De telles mémoires sont passionnants. Avec simplicité et humour mais sans en rajouter dans le style Pagnol, l’auteur ramène à la gestation de son oeuvre et sa publication. Grasset pensa que Colline (envoyé par un ami de l’auteur) était le fait d’un écrivain confirmé — eu égard à la qualité du manuscrit — qui se cachait sous un pseudonyme.
C’est seulement lors de sa montée à Paris pour la publication de l’ouvrage que l’éditeur comprend qu’il ne s’agit pas d’une supercherie…
Celui qui avait signé avec lui un contrat pour trois livres lui remet sine die les deux autres (puisque sept était déjà écrits !). Et ce, avant d’en publier trois autres chez Gallimard puis de revenir un temps chez Grasset. … L’auteur ne prend jamais de pose pour expliquer son atelier de la création.

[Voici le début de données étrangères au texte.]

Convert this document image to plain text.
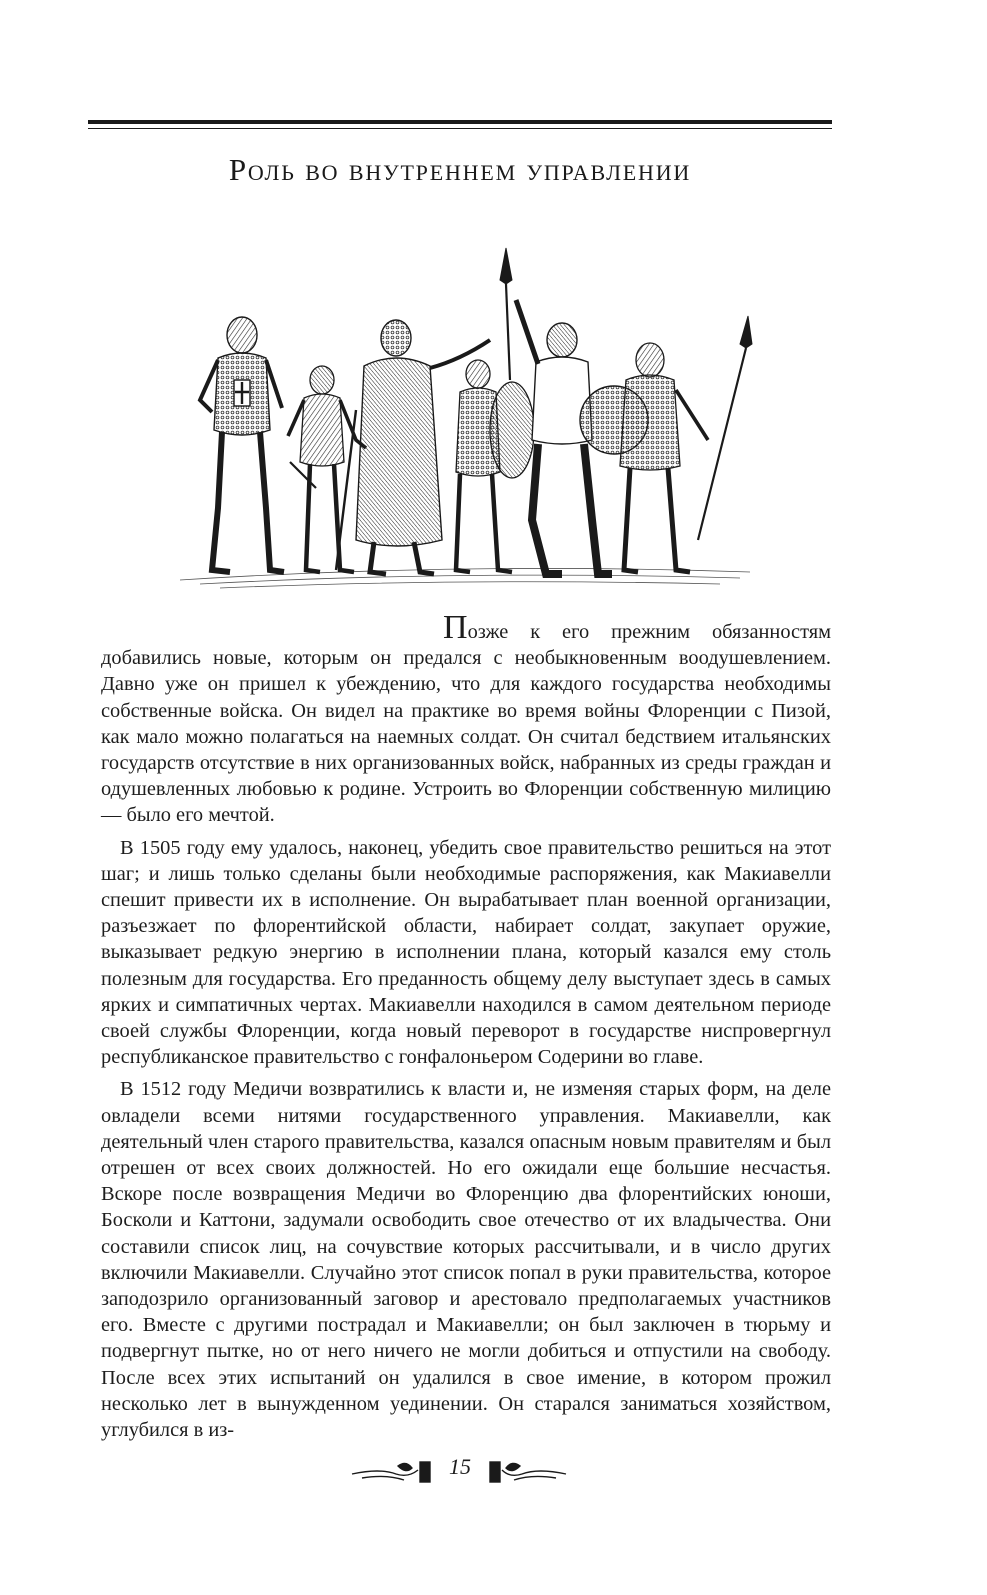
Роль во внутреннем управлении

Позже к его прежним обязанностям добавились новые, которым он предался с необыкновенным воодушевлением. Давно уже он пришел к убеждению, что для каждого государства необходимы собственные войска. Он видел на практике во время войны Флоренции с Пизой, как мало можно полагаться на наемных солдат. Он считал бедствием итальянских государств отсутствие в них организованных войск, набранных из среды граждан и одушевленных любовью к родине. Устроить во Флоренции собственную милицию — было его мечтой.

В 1505 году ему удалось, наконец, убедить свое правительство решиться на этот шаг; и лишь только сделаны были необходимые распоряжения, как Макиавелли спешит привести их в исполнение. Он вырабатывает план военной организации, разъезжает по флорентийской области, набирает солдат, закупает оружие, выказывает редкую энергию в исполнении плана, который казался ему столь полезным для государства. Его преданность общему делу выступает здесь в самых ярких и симпатичных чертах. Макиавелли находился в самом деятельном периоде своей службы Флоренции, когда новый переворот в государстве ниспровергнул республиканское правительство с гонфалоньером Содерини во главе.

В 1512 году Медичи возвратились к власти и, не изменяя старых форм, на деле овладели всеми нитями государственного управления. Макиавелли, как деятельный член старого правительства, казался опасным новым правителям и был отрешен от всех своих должностей. Но его ожидали еще большие несчастья. Вскоре после возвращения Медичи во Флоренцию два флорентийских юноши, Босколи и Каттони, задумали освободить свое отечество от их владычества. Они составили список лиц, на сочувствие которых рассчитывали, и в число других включили Макиавелли. Случайно этот список попал в руки правительства, которое заподозрило организованный заговор и арестовало предполагаемых участников его. Вместе с другими пострадал и Макиавелли; он был заключен в тюрьму и подвергнут пытке, но от него ничего не могли добиться и отпустили на свободу. После всех этих испытаний он удалился в свое имение, в котором прожил несколько лет в вынужденном уединении. Он старался заниматься хозяйством, углубился в из-

15
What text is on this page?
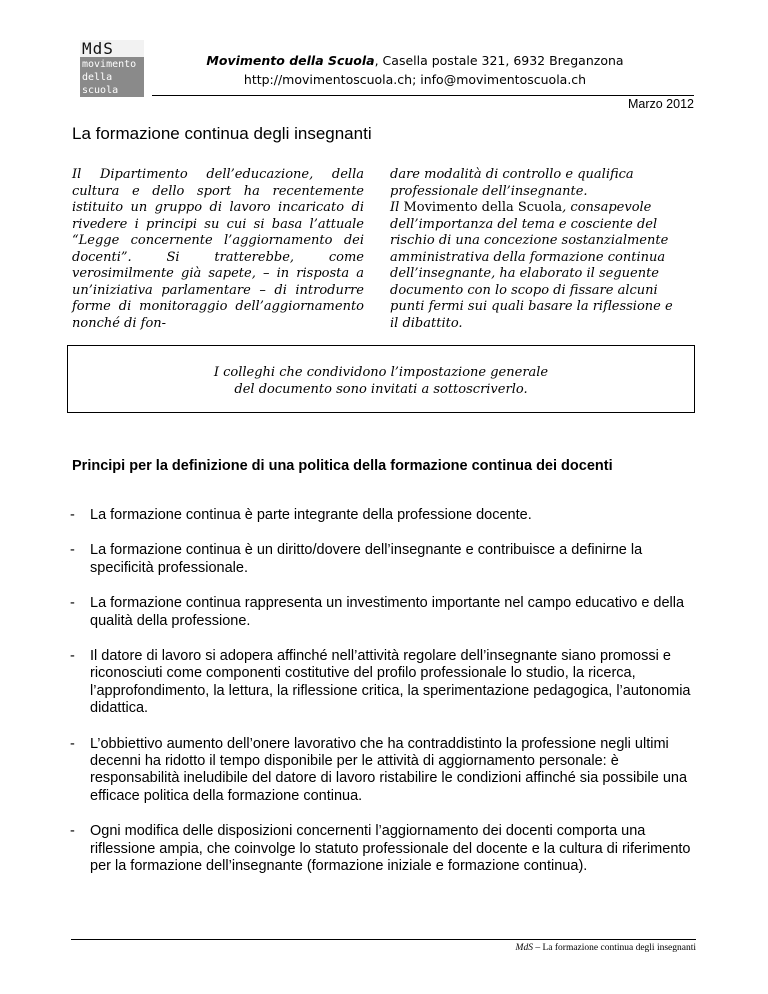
MdS
movimento
della
scuola
Movimento della Scuola, Casella postale 321, 6932 Breganzona
http://movimentoscuola.ch; info@movimentoscuola.ch
Marzo 2012
La formazione continua degli insegnanti

Il Dipartimento dell’educazione, della cultura e dello sport ha recentemente istituito un gruppo di lavoro incaricato di rivedere i principi su cui si basa l’attuale “Legge concernente l’aggiornamento dei docenti”. Si tratterebbe, come verosimilmente già sapete, – in risposta a un’iniziativa parlamentare – di introdurre forme di monitoraggio dell’aggiornamento nonché di fon-

dare modalità di controllo e qualifica professionale dell’insegnante.

Il Movimento della Scuola, consapevole dell’importanza del tema e cosciente del rischio di una concezione sostanzialmente amministrativa della formazione continua dell’insegnante, ha elaborato il seguente documento con lo scopo di fissare alcuni punti fermi sui quali basare la riflessione e il dibattito.

I colleghi che condividono l’impostazione generale
del documento sono invitati a sottoscriverlo.
Principi per la definizione di una politica della formazione continua dei docenti
- La formazione continua è parte integrante della professione docente.
- La formazione continua è un diritto/dovere dell’insegnante e contribuisce a definirne la specificità professionale.
- La formazione continua rappresenta un investimento importante nel campo educativo e della qualità della professione.
- Il datore di lavoro si adopera affinché nell’attività regolare dell’insegnante siano promossi e riconosciuti come componenti costitutive del profilo professionale lo studio, la ricerca, l’approfondimento, la lettura, la riflessione critica, la sperimentazione pedagogica, l’autonomia didattica.
- L’obbiettivo aumento dell’onere lavorativo che ha contraddistinto la professione negli ultimi decenni ha ridotto il tempo disponibile per le attività di aggiornamento personale: è responsabilità ineludibile del datore di lavoro ristabilire le condizioni affinché sia possibile una efficace politica della formazione continua.
- Ogni modifica delle disposizioni concernenti l’aggiornamento dei docenti comporta una riflessione ampia, che coinvolge lo statuto professionale del docente e la cultura di riferimento per la formazione dell’insegnante (formazione iniziale e formazione continua).
MdS – La formazione continua degli insegnanti
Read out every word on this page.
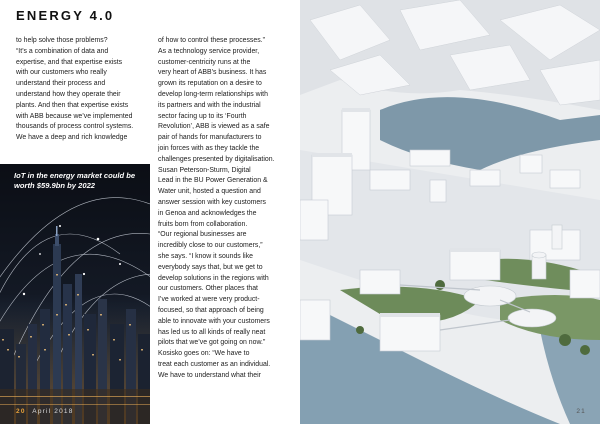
ENERGY 4.0

to help solve those problems?

“It’s a combination of data and

expertise, and that expertise exists

with our customers who really

understand their process and

understand how they operate their

plants. And then that expertise exists

with ABB because we’ve implemented

thousands of process control systems.

We have a deep and rich knowledge

of how to control these processes.”

As a technology service provider,

customer-centricity runs at the

very heart of ABB’s business. It has

grown its reputation on a desire to

develop long-term relationships with

its partners and with the industrial

sector facing up to its ‘Fourth

Revolution’, ABB is viewed as a safe

pair of hands for manufacturers to

join forces with as they tackle the

challenges presented by digitalisation.

Susan Peterson-Sturm, Digital

Lead in the BU Power Generation &

Water unit, hosted a question and

answer session with key customers

in Genoa and acknowledges the

fruits born from collaboration.

“Our regional businesses are

incredibly close to our customers,”

she says. “I know it sounds like

everybody says that, but we get to

develop solutions in the regions with

our customers. Other places that

I’ve worked at were very product-

focused, so that approach of being

able to innovate with your customers

has led us to all kinds of really neat

pilots that we’ve got going on now.”

Kosisko goes on: “We have to

treat each customer as an individual.

We have to understand what their

IoT in the energy market could be worth $59.9bn by 2022
20 April 2018	21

Se comprend sa poétique descriptive des lieux et des hommes fondée sur leur connaissance. Et ce, plus particulièrement lorsqu’il était courtier de titres en campagne (à tous les sens du terme…) pour la banque qui l’employait. Il donne au passage toute une théorie pratique de la vente et avoue ces moments d’écriture “pris” sur son temps de travail.
Mais il évoque autant la guerre — dont il connut les tranchées — avec une grande pudeur mais en rappelant l’essentiel. Pas question à Verdun ou au Chemin des Dames d’écrire : il s’agissait de sauver sa peau — entre autres dans le bataillon de 160 hommes dont il fut un des deux survivants.
L’ensemble des propos est parfaitement monté dans une construction enjouée à travers souvenirs, portraits, anecdotes qui ont fourni la matière des romans et nouvelles de Giono. Se retrouvent parfaitement son talent de conteur et toute sa simplicité si bien que de tels entretiens dépassent largement l’aspect de document ou de marginalia.
La complicité est constante entre les deux interlocuteurs et le livre reste la propédeutique idéale à une oeuvre qui, au fil du temps, ne perd rien de sa force.
Bien au contraire.
jean-paul gavard-perret
Jean Giono, Propos et récits. Entretiens improvisés avec Marguerite Taos Amrouche, Gallimard, coll. Blanche, Paris 2020. Publié le 5 novembre.